19. Defendants White and Eckert approached plaintiffs as they were leaving their home for a family outing; defendant White began yelling at plaintiffs in an aggressive and accusatory manner, asking who had spit at plaintiffs’ neighbor.
20. Plaintiffs Kia Gaymon and Michael Gaymon protested to defendant White that they had done nothing wrong and that their neighbor had falsely accused them of spitting at her.
21. In response to plaintiffs’ complaints, defendant White aggressively approached plaintiff Michael Gaymon and placed his face within inches of plaintiff Michael Gaymon’s face while yelling at him.
22. Because she was concerned about the aggressive nature of defendant White’s conduct, plaintiff Kia Gaymon took out her cell phone and began using it to make a video recording of defendant White.

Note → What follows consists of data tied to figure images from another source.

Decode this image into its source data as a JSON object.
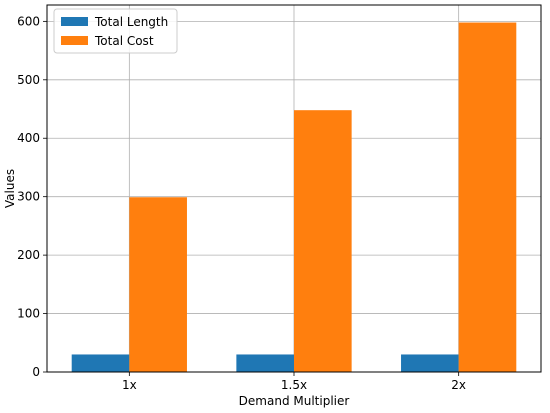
{
  "chart_data": {
    "type": "bar",
    "categories": [
      "1x",
      "1.5x",
      "2x"
    ],
    "series": [
      {
        "name": "Total Length",
        "values": [
          30,
          30,
          30
        ],
        "color": "#1f77b4"
      },
      {
        "name": "Total Cost",
        "values": [
          299,
          448,
          598
        ],
        "color": "#ff7f0e"
      }
    ],
    "title": "",
    "xlabel": "Demand Multiplier",
    "ylabel": "Values",
    "ylim": [
      0,
      628
    ],
    "yticks": [
      0,
      100,
      200,
      300,
      400,
      500,
      600
    ],
    "grid": true,
    "legend_position": "top-left"
  }
}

23. Plaintiff Kia Gaymon first videoed defendant White while standing outside her home, on the top step immediately outside her front door.
24. Defendant White noticed plaintiff Kia Gaymon taking video of him and approached her.

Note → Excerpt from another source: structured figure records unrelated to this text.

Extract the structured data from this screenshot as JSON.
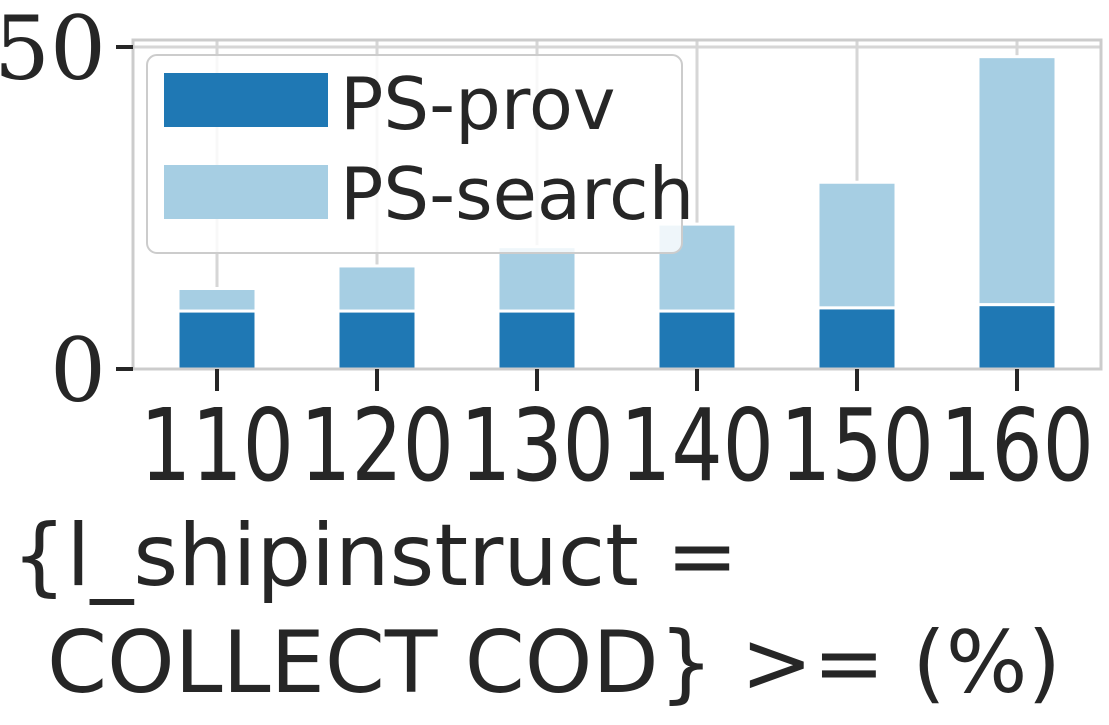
{
  "chart_data": {
    "type": "bar",
    "stacked": true,
    "categories": [
      "110",
      "120",
      "130",
      "140",
      "150",
      "160"
    ],
    "series": [
      {
        "name": "PS-prov",
        "values": [
          9,
          9,
          9,
          9,
          9.5,
          10
        ],
        "color": "#1f78b4"
      },
      {
        "name": "PS-search",
        "values": [
          3.5,
          7,
          10,
          13.5,
          19.5,
          38.5
        ],
        "color": "#a6cee3"
      }
    ],
    "xlabel_lines": [
      "{l_shipinstruct =",
      "COLLECT COD} >= (%)"
    ],
    "ylabel": "",
    "ylim": [
      0,
      50
    ],
    "yticks": [
      "0",
      "50"
    ],
    "grid": true,
    "legend_position": "top-left"
  }
}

25. As defendant White approached plaintiff Kia Gaymon, she went inside her home; while there, she continued to video defendant White by either leaning around a storm door or videoing through the window in the storm door.
26. While standing at the bottom of the steps leading up to the front entrance to plaintiffs’ home, defendant White ordered plaintiff Kia Gaymon to cease videoing him.

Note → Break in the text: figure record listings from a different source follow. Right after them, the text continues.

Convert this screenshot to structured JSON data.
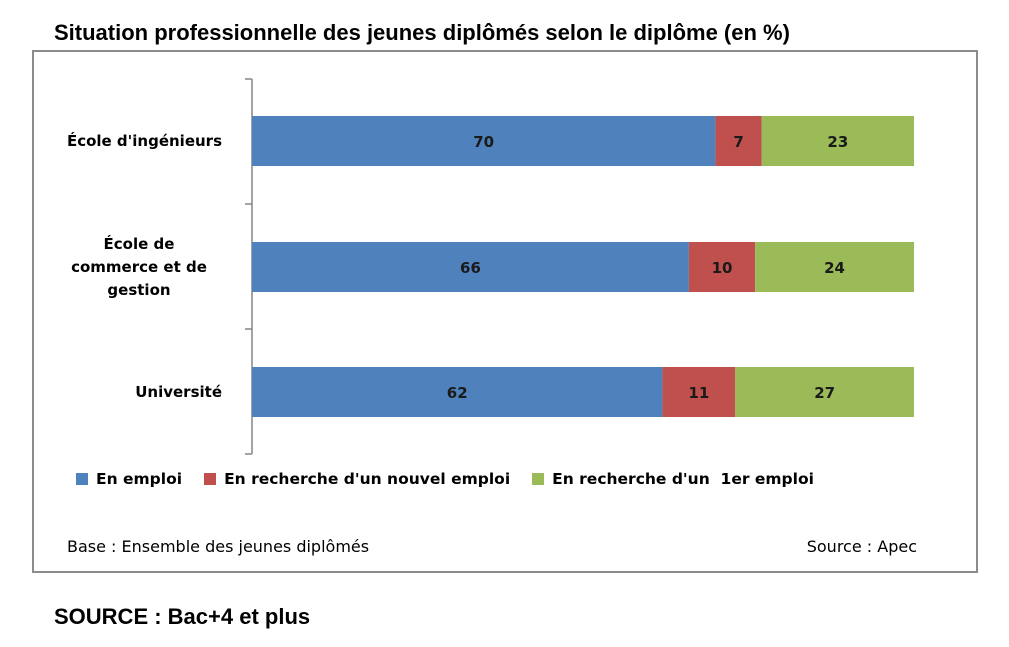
{
  "title": "Situation professionnelle des jeunes diplômés selon le diplôme (en %)",
  "footer": "SOURCE : Bac+4 et plus",
  "notes": {
    "base": "Base : Ensemble des jeunes diplômés",
    "source": "Source : Apec"
  },
  "chart_data": {
    "type": "bar",
    "orientation": "horizontal",
    "stacked": true,
    "categories": [
      [
        "École d'ingénieurs"
      ],
      [
        "École de",
        "commerce et de",
        "gestion"
      ],
      [
        "Université"
      ]
    ],
    "series": [
      {
        "name": "En emploi",
        "color": "#4f81bd",
        "values": [
          70,
          66,
          62
        ]
      },
      {
        "name": "En recherche d'un nouvel emploi",
        "color": "#c0504d",
        "values": [
          7,
          10,
          11
        ]
      },
      {
        "name": "En recherche d'un  1er emploi",
        "color": "#9bbb59",
        "values": [
          23,
          24,
          27
        ]
      }
    ],
    "xlim": [
      0,
      100
    ],
    "grid": false,
    "data_labels": true,
    "legend_position": "bottom"
  }
}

27. Defendant White told plaintiff Kia Gaymon that she could not video him because her doing so violated Pennsylvania’s wiretap statute.
28. In response, plaintiffs Michael Gaymon and Sanshuray Purnell, who was standing on the front stoop of the home immediately outside the front door, told defendant White that he was incorrect and that plaintiff Kia Gaymon had a right to make a video recording of defendant White.
29. Defendant White told plaintiff Kia Gaymon that if she did not stop videoing him he would enter her house, take her cell phone from her and place her under arrest.
30. Plaintiff Kia Gaymon opened the storm door at the front entrance of the home and told defendant White that he was not permitted to enter her home.
31. Immediately thereafter, defendant White walked up the steps toward the front entrance as if he was going to enter the home.
32. Before entering the home, however, defendant White grabbed plaintiff Sanshuray Purnell, placed her under arrest by handcuffing her and threatened to deploy his Taser against her.
33. Defendant Eckert escorted plaintiff Sanshuray Purnell from the scene.
34. Once plaintiff Sanshuray Purnell was removed from the front stoop, defendant White entered plaintiffs’ home and ordered plaintiff Kia Gaymon to stop videoing him.
35. Immediately after defendant White entered the home, plaintiffs Michael Gaymon and Kia Gaymon told defendant White that they did not consent to his entry of their home and that he was not permitted to be in their home.
36. Defendant White ignored plaintiffs Michael Gaymon and Kia Gaymon, grabbed plaintiff Kia Gaymon, pushed her up against the wall and held his Taser against her chest.
37. As defendant White did so, defendants Eckert and Does, fellow officers of the Collingdale Police Department, joined defendant White and placed plaintiff Kia Gaymon under arrest.
38. Defendants White, Eckert and Does removed plaintiff Kia Gaymon from her home.
39. Defendants White, Eckert and Does placed plaintiffs Kia Gaymon and Sanshuray Purnell in separate police vehicles and drove them to the Collingdale Police Station.